Commissioner of the Federal Trade Commission
- In office December 17, 1997 – August 31, 2004
- President: Bill Clinton George W. Bush
- Preceded by: Christine A. Varney
- Succeeded by: Jon Leibowitz

Personal details
- Born: Pittsburgh, Pennsylvania
- Education: Columbia University (BA, JD) Princeton University (MPA)

= Mozelle W. Thompson =

American attorney

Mozelle Willmont Thompson is an American attorney who served as a member of the Federal Trade Commission (FTC) from 1997 to 2004. Thompson was the second African American to serve as a member of the FTC.

== Education ==
Originally from Pittsburgh, Pennsylvania, Thompson attended Columbia University for both his undergraduate and legal education. Thompson graduated with a bachelor's degree from Columbia College in 1976 and received his Juris Doctor (J.D.) degree from Columbia Law School in 1981. After law school, he attended the Woodrow Wilson School of Public and International Affairs at Princeton University, where he received his M.P.A.

== Legal career ==
After graduating from law school, Thompson served as a law clerk to judge William M. Hoeveler of the United States District Court for the Southern District of Florida. Thompson later practiced law in the private sector at Skadden Arps Slate Meagher & Flom in New York, where he worked from 1982 to 1990. Thompson has also served in academia, having previously been an adjunct associate professor at Fordham University School of Law.

Thompson later held posts in the public sector, serving as acting executive director, senior vice president and general counsel of the New York State Housing Finance Agency and the State of New York Mortgage Agency.

Thompson joined the federal government in 1993, where he joined the Department of the Treasury in 1993 a Principal Deputy Assistant Secretary for Financial Policy. In this capacity, Thompson oversaw the operations of the Federal Financing Bank and the Office of Corporate Finance, and helped refinance the United States Postal Service (USPS) as well as Oglethorpe Power in Georgia.

=== Federal Trade Commission (FTC) ===
In 1997, Thompson was one of three candidates under consideration to replace Steven Wallman on the Securities and Exchange Commission (SEC). Instead, Thompson was appointed that year President Bill Clinton to serve on the Federal Trade Commission for a term that expired on September 25, 2003. He replaced the vacant seat held by Christine A. Varney and was in office until August 2004, until he was succeeded by Jon Leibowitz.

During his tenure at the Federal Trade Commission, he also served as a delegate to the Organization of Economic Cooperation and Development and chaired its Committee on Consumer Policy.
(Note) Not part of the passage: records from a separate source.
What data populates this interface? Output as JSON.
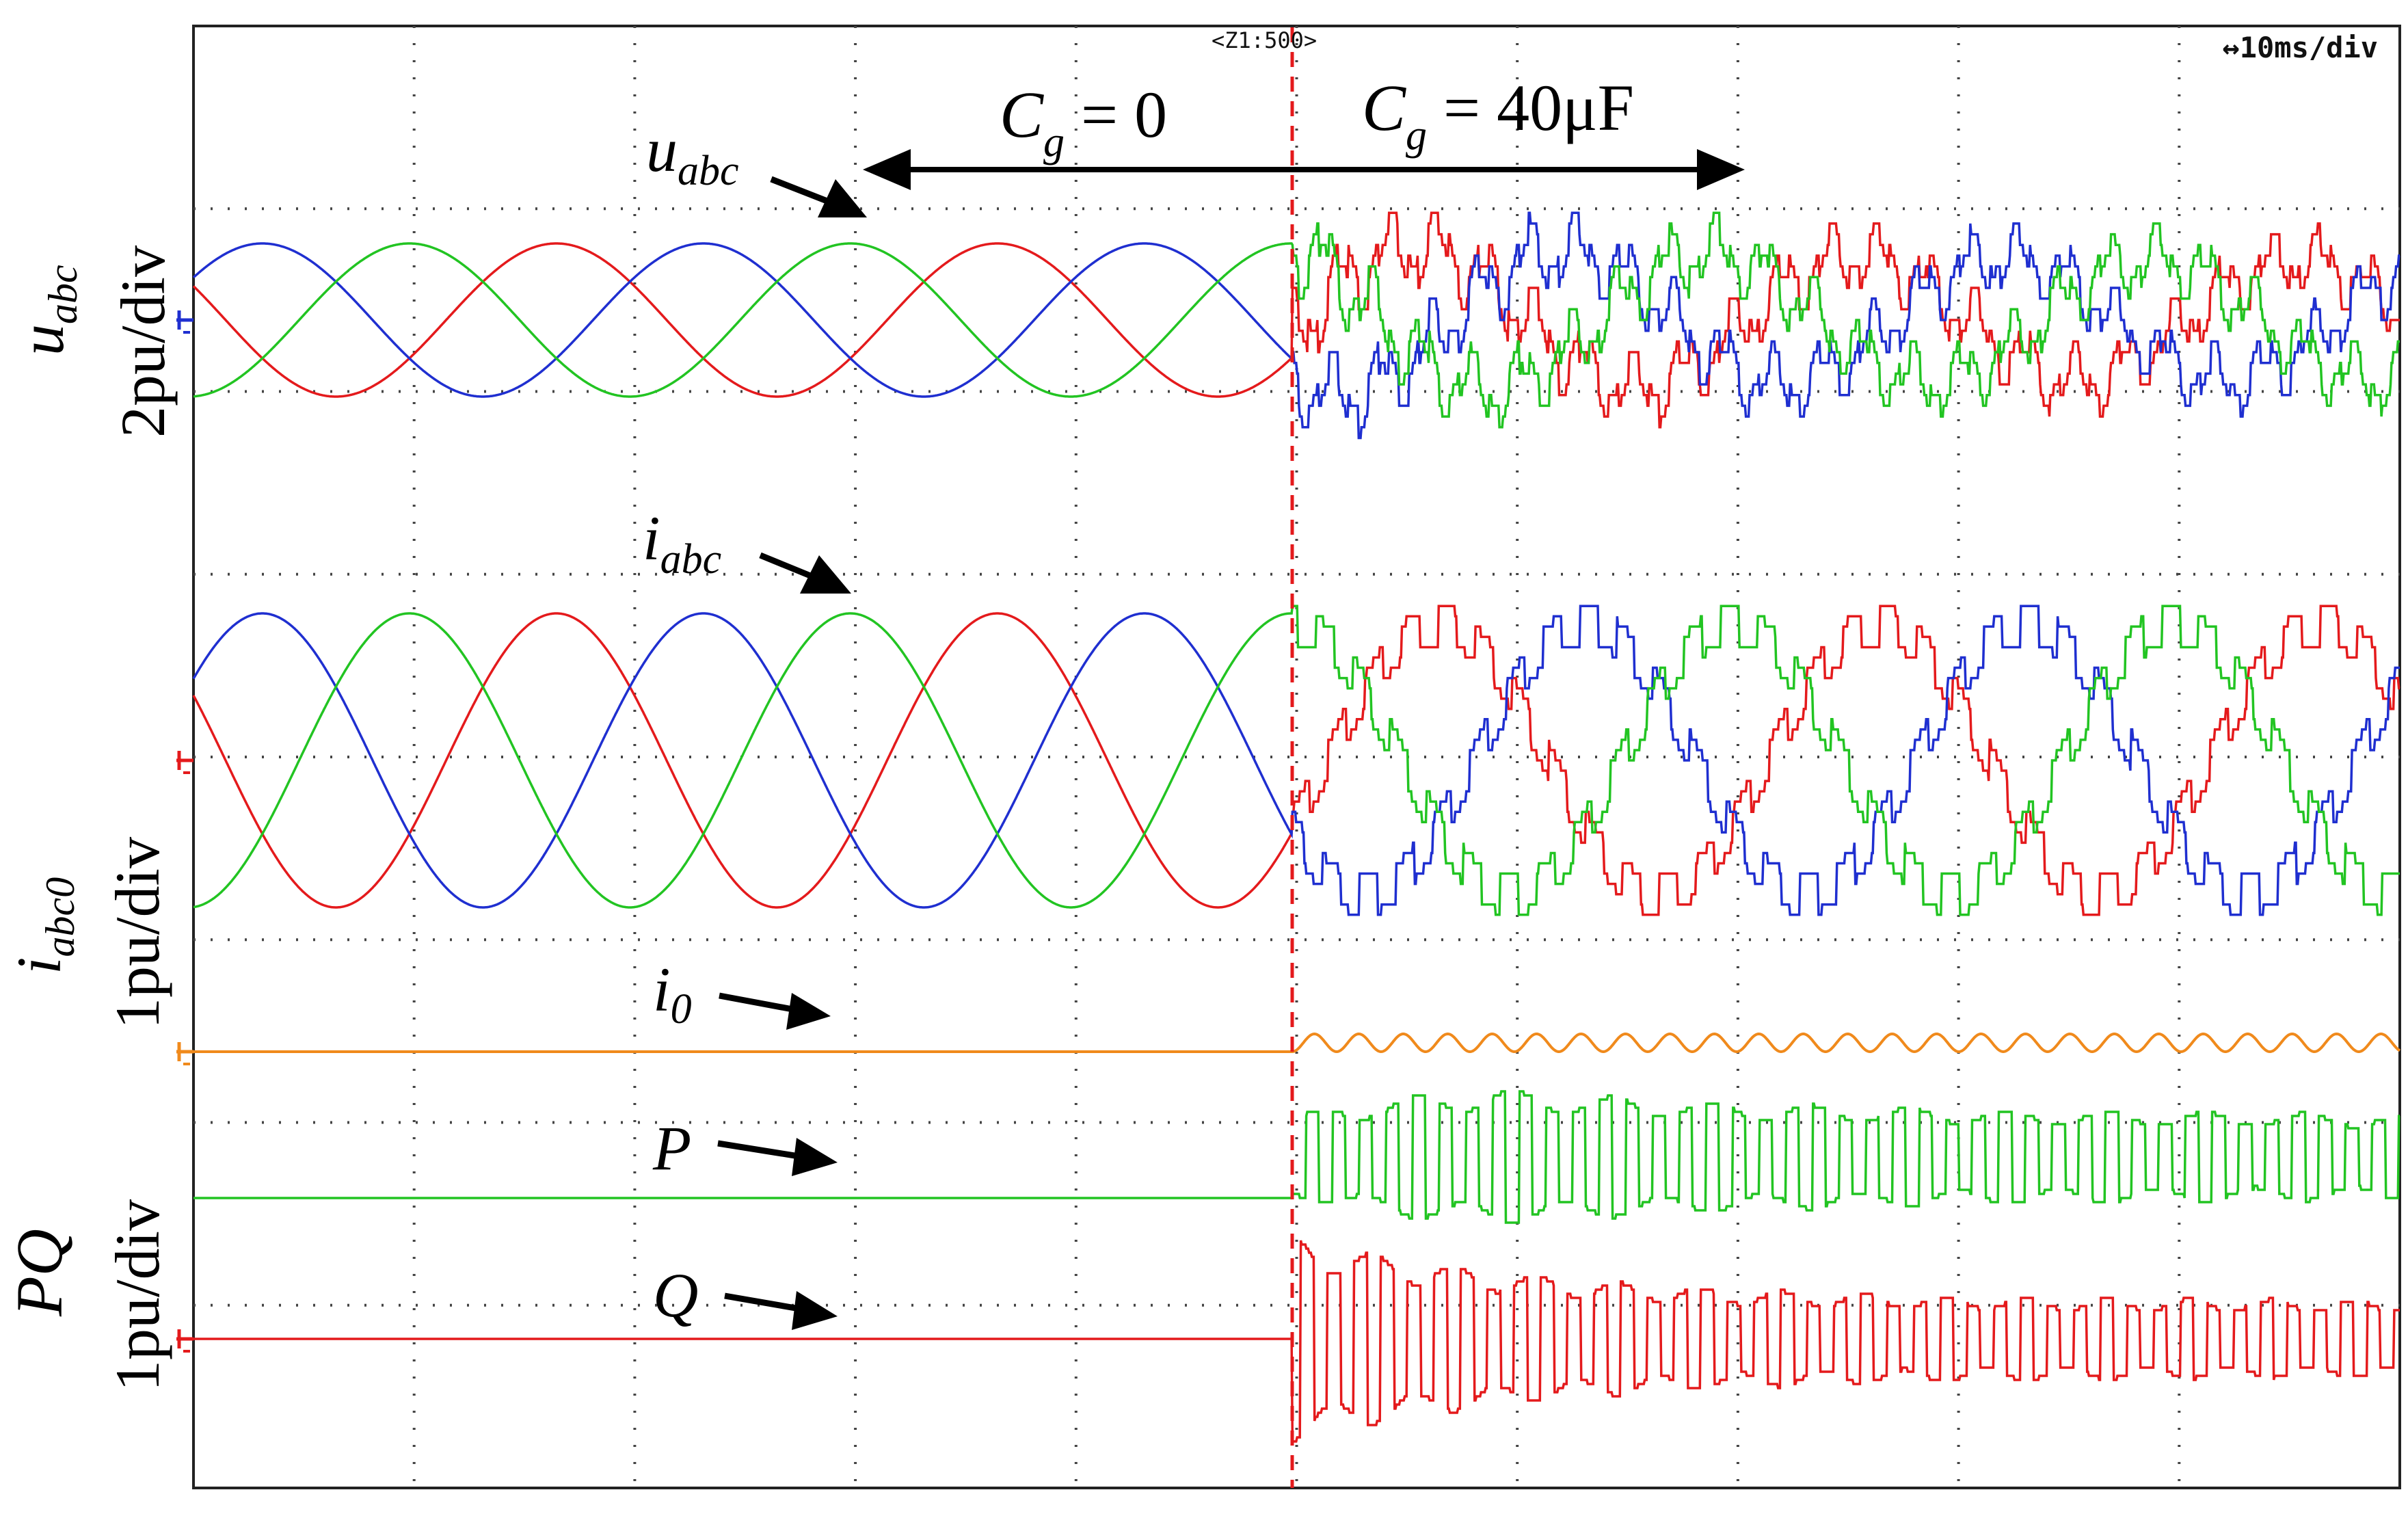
{
  "chart_data": {
    "type": "line",
    "time_scale": "+10ms/div",
    "zoom_label": "<Z1:500>",
    "condition_left": "C_g = 0",
    "condition_right": "C_g = 40μF",
    "panels": [
      {
        "id": "voltage",
        "scale": "2pu/div",
        "y_label": "u_abc",
        "series": [
          {
            "name": "u_abc",
            "label": "u_abc",
            "phase": "a",
            "color": "#e41a1c"
          },
          {
            "name": "u_abc",
            "label": "u_abc",
            "phase": "b",
            "color": "#1f2fd0"
          },
          {
            "name": "u_abc",
            "label": "u_abc",
            "phase": "c",
            "color": "#22c422"
          }
        ]
      },
      {
        "id": "current",
        "scale": "1pu/div",
        "y_label": "i_abc0",
        "series": [
          {
            "name": "i_abc",
            "label": "i_abc",
            "phase": "a",
            "color": "#e41a1c"
          },
          {
            "name": "i_abc",
            "label": "i_abc",
            "phase": "b",
            "color": "#1f2fd0"
          },
          {
            "name": "i_abc",
            "label": "i_abc",
            "phase": "c",
            "color": "#22c422"
          },
          {
            "name": "i_0",
            "label": "i_0",
            "color": "#f08a1c"
          }
        ]
      },
      {
        "id": "power",
        "scale": "1pu/div",
        "y_label": "PQ",
        "series": [
          {
            "name": "P",
            "label": "P",
            "color": "#22c422"
          },
          {
            "name": "Q",
            "label": "Q",
            "color": "#e41a1c"
          }
        ]
      }
    ],
    "grid": true,
    "event": "switching instant (dashed red marker)"
  },
  "labels": {
    "u_main": "u",
    "u_sub": "abc",
    "i_main": "i",
    "i_sub": "abc",
    "i0_main": "i",
    "i0_sub": "0",
    "p": "P",
    "q": "Q",
    "cg_left_main": "C",
    "cg_left_sub": "g",
    "cg_left_rest": " = 0",
    "cg_right_main": "C",
    "cg_right_sub": "g",
    "cg_right_rest": " = 40μF",
    "axis_u_main": "u",
    "axis_u_sub": "abc",
    "axis_u_scale": "2pu/div",
    "axis_i_main": "i",
    "axis_i_sub": "abc0",
    "axis_i_scale": "1pu/div",
    "axis_pq_main": "PQ",
    "axis_pq_scale": "1pu/div",
    "zoom": "<Z1:500>",
    "timescale": "↔10ms/div"
  },
  "colors": {
    "red": "#e41a1c",
    "blue": "#1f2fd0",
    "green": "#22c422",
    "orange": "#f08a1c",
    "grid": "#444444",
    "marker": "#e41a1c"
  }
}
In 2004, Thompson ultimately agreed to support the then-proposed Sony-BMG merger deal, though he stated he had reservations about the potential impact of the deal on the music industry.
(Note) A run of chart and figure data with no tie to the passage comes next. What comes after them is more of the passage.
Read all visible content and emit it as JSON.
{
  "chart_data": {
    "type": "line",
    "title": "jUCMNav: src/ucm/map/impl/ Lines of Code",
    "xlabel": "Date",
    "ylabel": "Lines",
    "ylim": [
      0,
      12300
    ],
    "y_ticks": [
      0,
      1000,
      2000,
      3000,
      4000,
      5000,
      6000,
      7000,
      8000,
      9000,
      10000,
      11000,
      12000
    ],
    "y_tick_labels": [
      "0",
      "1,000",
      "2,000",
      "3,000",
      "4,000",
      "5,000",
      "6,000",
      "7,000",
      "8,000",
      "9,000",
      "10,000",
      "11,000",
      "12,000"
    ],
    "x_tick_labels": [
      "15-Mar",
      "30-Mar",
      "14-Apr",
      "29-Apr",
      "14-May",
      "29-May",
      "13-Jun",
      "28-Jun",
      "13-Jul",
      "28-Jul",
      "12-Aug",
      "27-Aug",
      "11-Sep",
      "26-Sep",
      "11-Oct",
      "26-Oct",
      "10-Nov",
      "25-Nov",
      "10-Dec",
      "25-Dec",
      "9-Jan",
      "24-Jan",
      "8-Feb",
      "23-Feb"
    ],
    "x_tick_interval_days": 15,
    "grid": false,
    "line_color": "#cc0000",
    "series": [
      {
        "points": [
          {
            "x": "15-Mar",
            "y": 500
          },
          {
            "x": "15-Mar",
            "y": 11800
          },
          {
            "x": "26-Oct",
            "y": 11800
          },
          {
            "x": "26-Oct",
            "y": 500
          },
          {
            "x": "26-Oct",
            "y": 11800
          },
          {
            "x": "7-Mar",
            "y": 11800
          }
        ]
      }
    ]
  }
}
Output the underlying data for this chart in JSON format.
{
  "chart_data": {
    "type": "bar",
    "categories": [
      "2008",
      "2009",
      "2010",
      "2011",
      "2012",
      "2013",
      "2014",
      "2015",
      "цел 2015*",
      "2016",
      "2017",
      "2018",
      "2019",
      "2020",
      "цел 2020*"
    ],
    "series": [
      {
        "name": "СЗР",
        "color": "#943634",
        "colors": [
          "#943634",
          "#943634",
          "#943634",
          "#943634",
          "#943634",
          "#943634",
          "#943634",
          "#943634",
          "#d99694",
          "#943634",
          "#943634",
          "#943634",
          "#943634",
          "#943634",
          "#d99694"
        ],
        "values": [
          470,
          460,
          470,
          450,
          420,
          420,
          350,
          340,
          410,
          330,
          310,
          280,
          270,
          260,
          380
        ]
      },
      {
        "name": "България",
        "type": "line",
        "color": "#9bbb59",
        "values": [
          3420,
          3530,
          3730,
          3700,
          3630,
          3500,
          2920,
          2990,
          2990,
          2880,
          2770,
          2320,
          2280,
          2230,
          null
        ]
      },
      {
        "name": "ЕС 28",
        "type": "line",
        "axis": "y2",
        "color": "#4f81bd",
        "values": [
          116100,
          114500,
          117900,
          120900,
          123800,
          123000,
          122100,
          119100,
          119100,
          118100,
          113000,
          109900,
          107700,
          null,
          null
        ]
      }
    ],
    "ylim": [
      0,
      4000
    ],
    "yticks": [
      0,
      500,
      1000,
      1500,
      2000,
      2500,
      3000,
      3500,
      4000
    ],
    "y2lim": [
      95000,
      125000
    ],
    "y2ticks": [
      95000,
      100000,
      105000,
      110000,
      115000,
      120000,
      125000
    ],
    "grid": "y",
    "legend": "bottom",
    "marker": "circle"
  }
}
As of 2021, Thompson is one of just three African-Americans to have served on the FTC: The other two were A. Leon Higginbotham Jr. (served from 1962-1964) and Pamela Jones Harbour (served from 2003-2009).

=== Post-FTC career ===
In 2008, Thompson served as a team leader in the presidential transition of Barack Obama team in charge of Economics and International Trade, in which he led the review of the U.S. Securities and Exchange Commission.

After retiring from public service, he started his eponymous consulting company and advises clients such as Facebook and The Walt Disney Company. He served on the advisory board of Facebook for ten years and Samsung's advisory board for three years.
He is an entrepreneur and adviser to young startup companies. Thompson is also engaged with several charitable and mentoring organizations like the Lenfest Scholars Foundation where he serves as Chairman of the Board.

== Awards ==
In 2014, he received the John Jay Award for outstanding professional achievement from Columbia College, along with Nobel Prize winner Robert Lefkowitz and hedge fund manager, Olympic fencer James Melcher. In 2016, he received Columbia University alumni association's highest honor, the Alumni Medal. In 2025, Princeton University awarded him its Award for Service to Princeton.